Crise et vérité : comment renforcer la résilience démocratique à l’ère de la désinformation ?
Du 12 au 13 mars 2025, le Club de Venise a réuni à Londres les représentants de la communication publique européenne pour réfléchir ensemble à un défi commun : comment communiquer en temps de crise quand la vérité elle-même est devenue objet de controverse ? Aux côtés d’universitaires, de diplomates, de journalistes et de hauts responsables institutionnels, Natalie Maroun est intervenue pour le réseau Cap'Com dans la session « Se préparer à la crise », pour partager son constat : on ne répond plus aux crises comme hier. Elle partage ici les grandes lignes de son intervention.

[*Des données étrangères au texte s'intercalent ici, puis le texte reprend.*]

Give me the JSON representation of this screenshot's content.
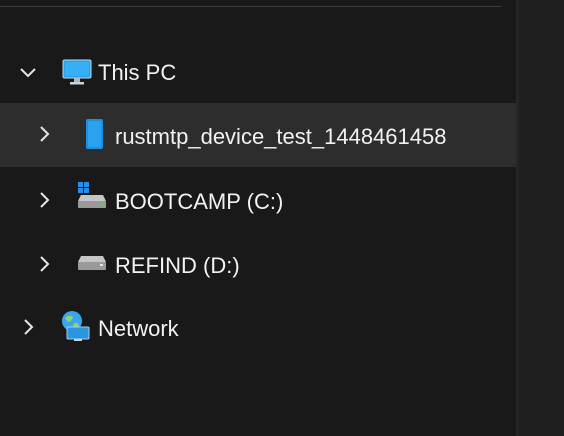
{
  "nav_tree": {
    "this_pc": {
      "label": "This PC",
      "expanded": true,
      "icon": "monitor-icon"
    },
    "items": [
      {
        "label": "rustmtp_device_test_1448461458",
        "icon": "portable-device-icon",
        "selected": true
      },
      {
        "label": "BOOTCAMP (C:)",
        "icon": "windows-drive-icon",
        "selected": false
      },
      {
        "label": "REFIND (D:)",
        "icon": "drive-icon",
        "selected": false
      }
    ],
    "network": {
      "label": "Network",
      "expanded": false,
      "icon": "network-icon"
    }
  },
  "colors": {
    "background": "#191919",
    "selected_row": "#2d2d2d",
    "text": "#f2f2f2",
    "device_blue": "#1e8fe0"
  }
}
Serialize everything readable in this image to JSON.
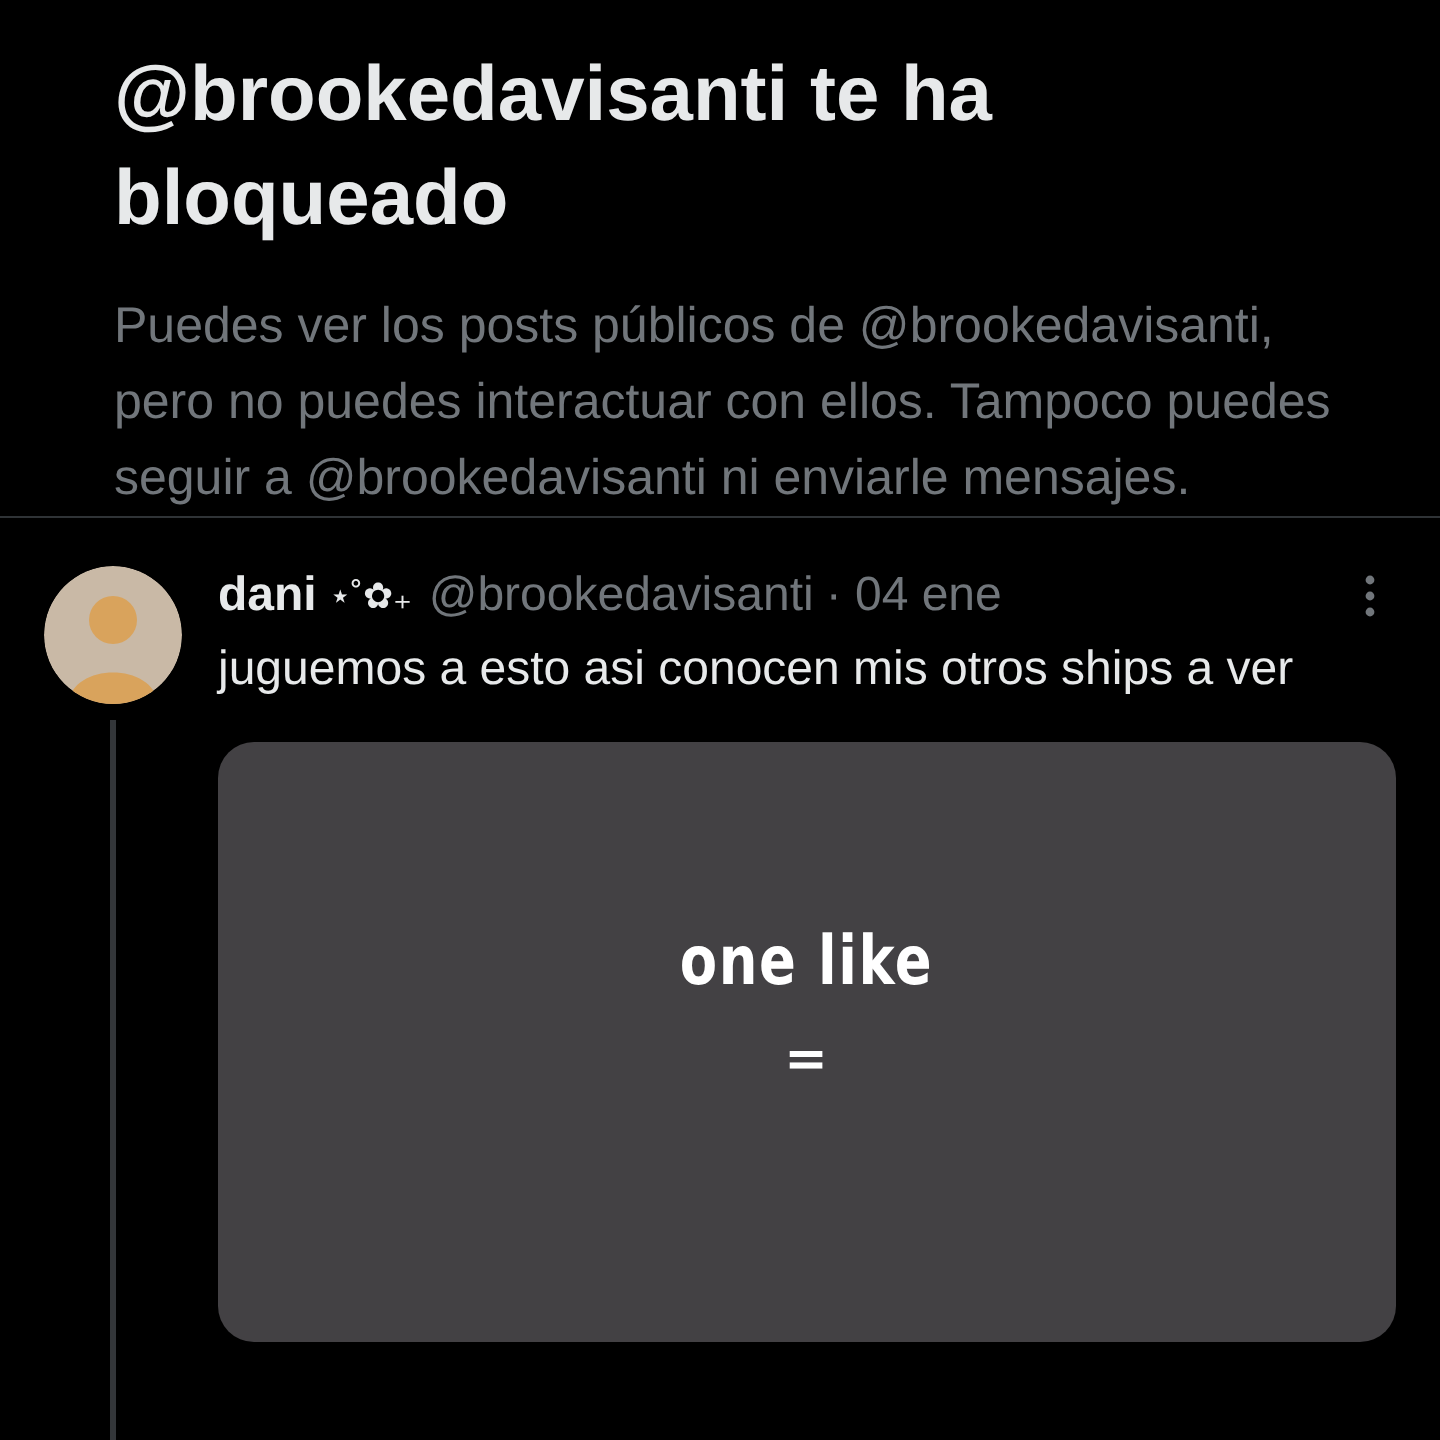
{
  "blocked_notice": {
    "title": "@brookedavisanti te ha bloqueado",
    "message": "Puedes ver los posts públicos de @brookedavisanti, pero no puedes interactuar con ellos. Tampoco puedes seguir a @brookedavisanti ni enviarle mensajes."
  },
  "post": {
    "display_name": "dani",
    "name_decoration": "⋆˚✿₊",
    "handle": "@brookedavisanti",
    "date": "· 04 ene",
    "text": "juguemos a esto asi conocen mis otros ships a ver",
    "media": {
      "lines": [
        "one like",
        "="
      ]
    }
  }
}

Nathalie Maroun, est directrice associée du cabinet Element et experte gestion et communication de crise. Elle a accompagné Cap’Com sur ses formations et ses conférences sur le sujet.
Face à la désinformation, la communication publique change de terrain
Traditionnellement, la communication de crise repose sur des messages structurés, fondés sur des faits, validés par les institutions. Mais que faire quand la crise elle-même est alimentée par la remise en cause de ces faits ? Quand la question n’est plus de savoir si un problème existe, mais si ce que dit la science est encore audible ?
Car c’est bien là le cœur de la difficulté. La désinformation exploite l’asymétrie :
- elle joue sur l’impossibilité de prouver une absence (ex. : les punaises de lit à Paris – comment prouver qu’il n’y en a pas ?) ;
- elle se nourrit des émotions, des biais cognitifs et des croyances, là où la communication institutionnelle s’appuie sur des preuves ;
- elle prospère sur des plateformes qui vendent de l’attention, et non de la véracité.
En somme, nous affrontons des armées algorithmiques, appuyées par l’IA, quand nous continuons à manier l’arme lente mais éthique de la transparence.
Répondre autrement : comprendre les mécanismes, ne pas se tromper d’ennemi
Dans ce contexte, la communication publique doit éviter deux pièges :
- corriger mécaniquement des faits erronés sans en adresser les ressorts émotionnels ;
- se tromper de cible : le problème n’est pas uniquement le contenu, mais son impact sur les comportements, et donc sur la démocratie elle-même.
C’est pourquoi une approche « whole of society » s’impose. Il ne s’agit pas seulement de démentir, mais de renforcer l’immunité collective face à la manipulation :
- par l’éducation aux médias ;
- par le développement de la pensée critique ;
- par une meilleure maîtrise des algorithmes et des logiques de viralité.
Nous devons aussi développer des narrations alternatives, capables de toucher les citoyens dans ce qu’ils vivent, ce qu’ils ressentent – pas seulement ce qu’ils savent.
Climat : un terrain d’affrontement et d’espoir
En tant qu’ambassadrice européenne du Pacte climat, j'ai rappelé comment les récits climato-sceptiques mobilisent des logiques de disqualification :
- la science est jugée politisée ;
- l’économie est érigée en victime des politiques écologiques ;
- les faits sont recontextualisés à l’extrême ;
- les catastrophes naturelles sont minimisées ou niées.
Face à cela, trois étapes semblent essentielles :
- identifier les techniques de manipulation ;
- mesurer leurs effets : affaiblissement de la légitimité publique, repli sur soi, comportements dangereux ;
- déployer une stratégie à deux niveaux : réponse rapide et plan de résilience sur le long terme.
Une mission publique, une éthique de la nuance
La communication de crise ne peut plus être cantonnée à l’urgence. Elle devient un levier stratégique de la résilience démocratique. Elle nous invite à changer de posture :
- moins dans la réaction, plus dans l’anticipation ;
- moins dans la preuve brute, plus dans la pédagogie ;
- moins dans la défense, plus dans la construction de récits collectifs.
Cette exigence est politique, au sens noble du terme : elle engage notre capacité à protéger les conditions mêmes du débat public.